Even though many of the materials and equipment were donated, great care was needed to ensure that everything was used efficiently. At the beginning of the summer, all project materials were transported to the remote island by barge. The students took the first ferry to the island each morning with NPS staff. Any large, heavy or bulky items needed on-site after the initial barge drop would result in project delays and unexpected transportation expense.

Given the additional demands of working with specialized  materials such as ZERO-C, plus the short timeline for the project – not to mention the group's experience with some unreliable machinery in the past – securing the proper equipment for the job was essential. "We knew we needed a new heavy-duty portable mixer we could count on," Komas said.

ZERO-C vertical/overhead has a relatively short working time, and its mixing requirements necessitate a reliable, capable hand mixer. Free fall and rotating drum mixers cannot be used. Additionally, manufacturer’s directions dictate that full, not partial, batches of the compound must be mixed. For this task, BASF recommends a slow-speed, high-torque paddle mixer.

Komas contacted CS Unitec, Inc. directly and, after learning more about the CIM CSU Chico/Alcatraz project, the company donated an EHR 23/1.3R mixer and a 6” high-viscosity paddle. The CIM program had previously used an older CS Unitec mixer during their World of Concrete Artistry project and in their laboratory. After putting it through its paces on internal projects ranging from QUIKRETE® to GFRC and custom mixes for different student projects, Komas knew that CS Unitec had the ideal mixer with specifications and reliability to support the summer Alcatraz project.

The students used the 14.5 amp, 100-275 RPM variable-speed mixer for the ZERO-C aspect of the project and for other repair mortar, as well as decorative coatings that would mimic the colors, textures and finishes of existing concrete on the island. The helical design of the paddle allowed efficient blending of the materials, mixing from the bottom up to prevent air bubbles from being sucked into the material. For a brief time, the mixer was borrowed by the park service for various road patching and other maintenance projects around the island.

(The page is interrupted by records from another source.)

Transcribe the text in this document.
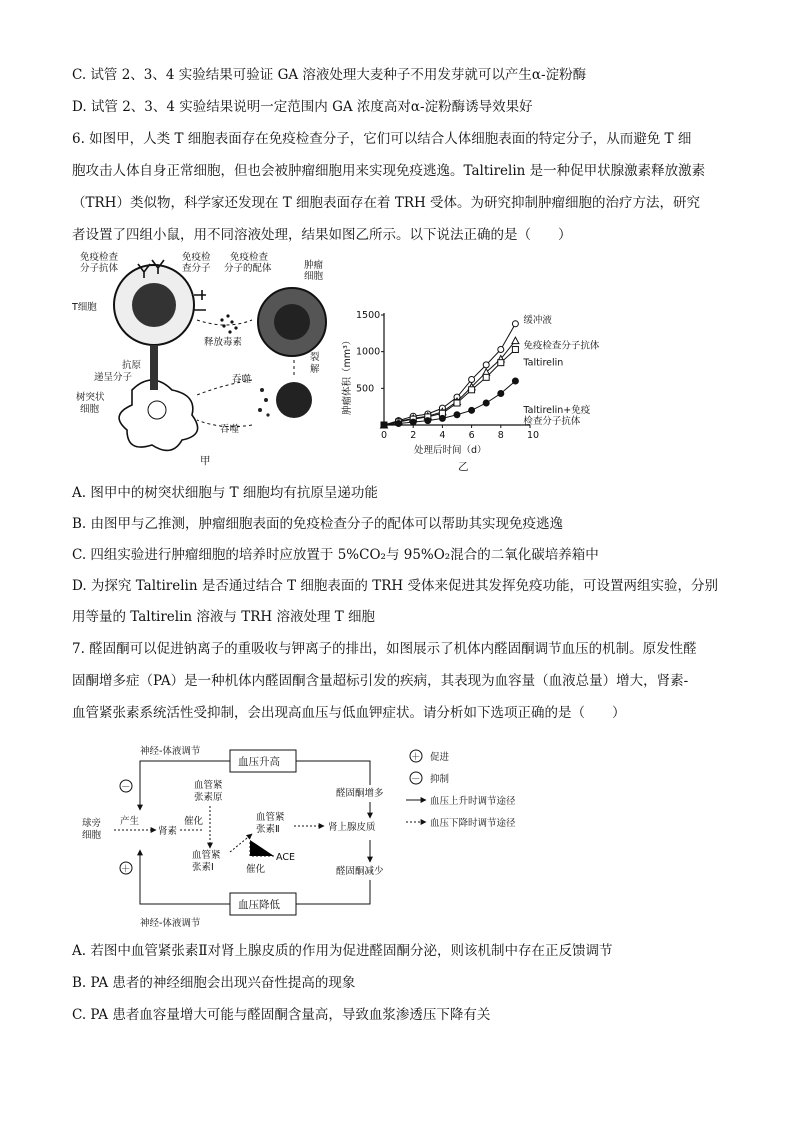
C. 试管 2、3、4 实验结果可验证 GA 溶液处理大麦种子不用发芽就可以产生α-淀粉酶
D. 试管 2、3、4 实验结果说明一定范围内 GA 浓度高对α-淀粉酶诱导效果好
6. 如图甲，人类 T 细胞表面存在免疫检查分子，它们可以结合人体细胞表面的特定分子，从而避免 T 细
胞攻击人体自身正常细胞，但也会被肿瘤细胞用来实现免疫逃逸。Taltirelin 是一种促甲状腺激素释放激素
（TRH）类似物，科学家还发现在 T 细胞表面存在着 TRH 受体。为研究抑制肿瘤细胞的治疗方法，研究
者设置了四组小鼠，用不同溶液处理，结果如图乙所示。以下说法正确的是（　　）
免疫检查分子抗体
免疫检查分子
免疫检查分子的配体	肿瘤细胞
T细胞
释放毒素
裂解
抗原递呈分子	吞噬
吞噬
树突状细胞
甲
0 2 4 6 8 10
500
1000
1500	缓冲液
免疫检查分子抗体
Taltirelin
Taltirelin+免疫检查分子抗体
处理后时间（d）
肿瘤体积（mm³）
乙
A. 图甲中的树突状细胞与 T 细胞均有抗原呈递功能
B. 由图甲与乙推测，肿瘤细胞表面的免疫检查分子的配体可以帮助其实现免疫逃逸
C. 四组实验进行肿瘤细胞的培养时应放置于 5%CO₂与 95%O₂混合的二氧化碳培养箱中
D. 为探究 Taltirelin 是否通过结合 T 细胞表面的 TRH 受体来促进其发挥免疫功能，可设置两组实验，分别
用等量的 Taltirelin 溶液与 TRH 溶液处理 T 细胞
7. 醛固酮可以促进钠离子的重吸收与钾离子的排出，如图展示了机体内醛固酮调节血压的机制。原发性醛
固酮增多症（PA）是一种机体内醛固酮含量超标引发的疾病，其表现为血容量（血液总量）增大，肾素-
血管紧张素系统活性受抑制，会出现高血压与低血钾症状。请分析如下选项正确的是（　　）
血压升高
血压降低
神经-体液调节
神经-体液调节
－
＋
球旁细胞
产生
肾素
血管紧张素原
催化
血管紧张素Ⅰ
血管紧张素Ⅱ	肾上腺皮质
ACE
催化
醛固酮增多
醛固酮减少
＋ 促进
－ 抑制
血压上升时调节途径
血压下降时调节途径
A. 若图中血管紧张素Ⅱ对肾上腺皮质的作用为促进醛固酮分泌，则该机制中存在正反馈调节
B. PA 患者的神经细胞会出现兴奋性提高的现象
C. PA 患者血容量增大可能与醛固酮含量高，导致血浆渗透压下降有关
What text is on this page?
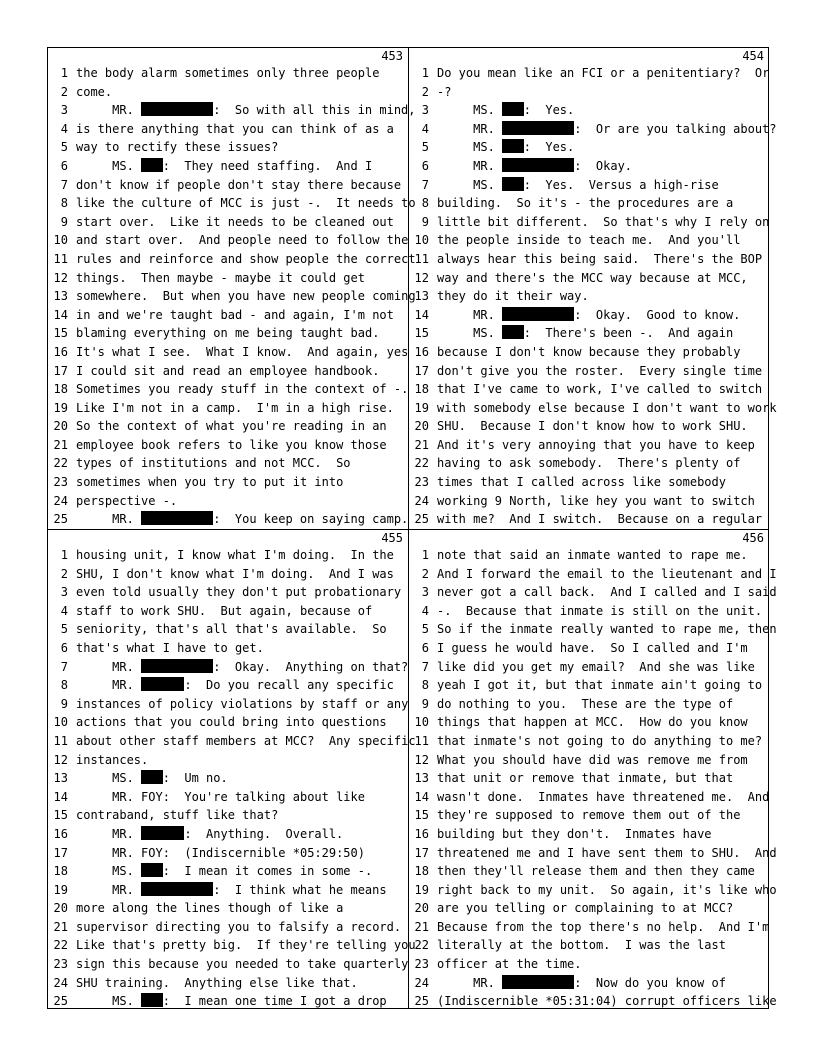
453
1 the body alarm sometimes only three people
2 come.
3 MR.	:  So with all this in mind,
4 is there anything that you can think of as a
5 way to rectify these issues?
6 MS. :  They need staffing.  And I
7 don't know if people don't stay there because
8 like the culture of MCC is just -.  It needs to
9 start over.  Like it needs to be cleaned out
10 and start over.  And people need to follow the
11 rules and reinforce and show people the correct
12 things.  Then maybe - maybe it could get
13 somewhere.  But when you have new people coming
14 in and we're taught bad - and again, I'm not
15 blaming everything on me being taught bad.
16 It's what I see.  What I know.  And again, yes
17 I could sit and read an employee handbook.
18 Sometimes you ready stuff in the context of -.
19 Like I'm not in a camp.  I'm in a high rise.
20 So the context of what you're reading in an
21 employee book refers to like you know those
22 types of institutions and not MCC.  So
23 sometimes when you try to put it into
24 perspective -.
25 MR.	:  You keep on saying camp.
454
1 Do you mean like an FCI or a penitentiary?  Or
2 -?
3 MS. :  Yes.
4 MR.	:  Or are you talking about?
5 MS. :  Yes.
6 MR.	:  Okay.
7 MS. :  Yes.  Versus a high-rise
8 building.  So it's - the procedures are a
9 little bit different.  So that's why I rely on
10 the people inside to teach me.  And you'll
11 always hear this being said.  There's the BOP
12 way and there's the MCC way because at MCC,
13 they do it their way.
14 MR.	:  Okay.  Good to know.
15 MS. :  There's been -.  And again
16 because I don't know because they probably
17 don't give you the roster.  Every single time
18 that I've came to work, I've called to switch
19 with somebody else because I don't want to work
20 SHU.  Because I don't know how to work SHU.
21 And it's very annoying that you have to keep
22 having to ask somebody.  There's plenty of
23 times that I called across like somebody
24 working 9 North, like hey you want to switch
25 with me?  And I switch.  Because on a regular
455
1 housing unit, I know what I'm doing.  In the
2 SHU, I don't know what I'm doing.  And I was
3 even told usually they don't put probationary
4 staff to work SHU.  But again, because of
5 seniority, that's all that's available.  So
6 that's what I have to get.
7 MR.	:  Okay.  Anything on that?
8 MR.	:  Do you recall any specific
9 instances of policy violations by staff or any
10 actions that you could bring into questions
11 about other staff members at MCC?  Any specific
12 instances.
13 MS. :  Um no.
14 MR. FOY:  You're talking about like
15 contraband, stuff like that?
16 MR.	:  Anything.  Overall.
17 MR. FOY:  (Indiscernible *05:29:50)
18 MS. :  I mean it comes in some -.
19 MR.	:  I think what he means
20 more along the lines though of like a
21 supervisor directing you to falsify a record.
22 Like that's pretty big.  If they're telling you
23 sign this because you needed to take quarterly
24 SHU training.  Anything else like that.
25 MS. :  I mean one time I got a drop
456
1 note that said an inmate wanted to rape me.
2 And I forward the email to the lieutenant and I
3 never got a call back.  And I called and I said
4 -.  Because that inmate is still on the unit.
5 So if the inmate really wanted to rape me, then
6 I guess he would have.  So I called and I'm
7 like did you get my email?  And she was like
8 yeah I got it, but that inmate ain't going to
9 do nothing to you.  These are the type of
10 things that happen at MCC.  How do you know
11 that inmate's not going to do anything to me?
12 What you should have did was remove me from
13 that unit or remove that inmate, but that
14 wasn't done.  Inmates have threatened me.  And
15 they're supposed to remove them out of the
16 building but they don't.  Inmates have
17 threatened me and I have sent them to SHU.  And
18 then they'll release them and then they came
19 right back to my unit.  So again, it's like who
20 are you telling or complaining to at MCC?
21 Because from the top there's no help.  And I'm
22 literally at the bottom.  I was the last
23 officer at the time.
24 MR.	:  Now do you know of
25 (Indiscernible *05:31:04) corrupt officers like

At only 15 lbs., the mixer was also greatly appreciated when the students had to tote it up and down stairs and back and forth from the storage area each working day. “It is definitely very portable for the power and high torque it supplies,” said Komas.  “It provided consistent results day after day and never slowed down or overheated. There was never any unmixed product in the bottom of the bucket. Everyone on our team, both male and female, was able to use the mixer comfortably.”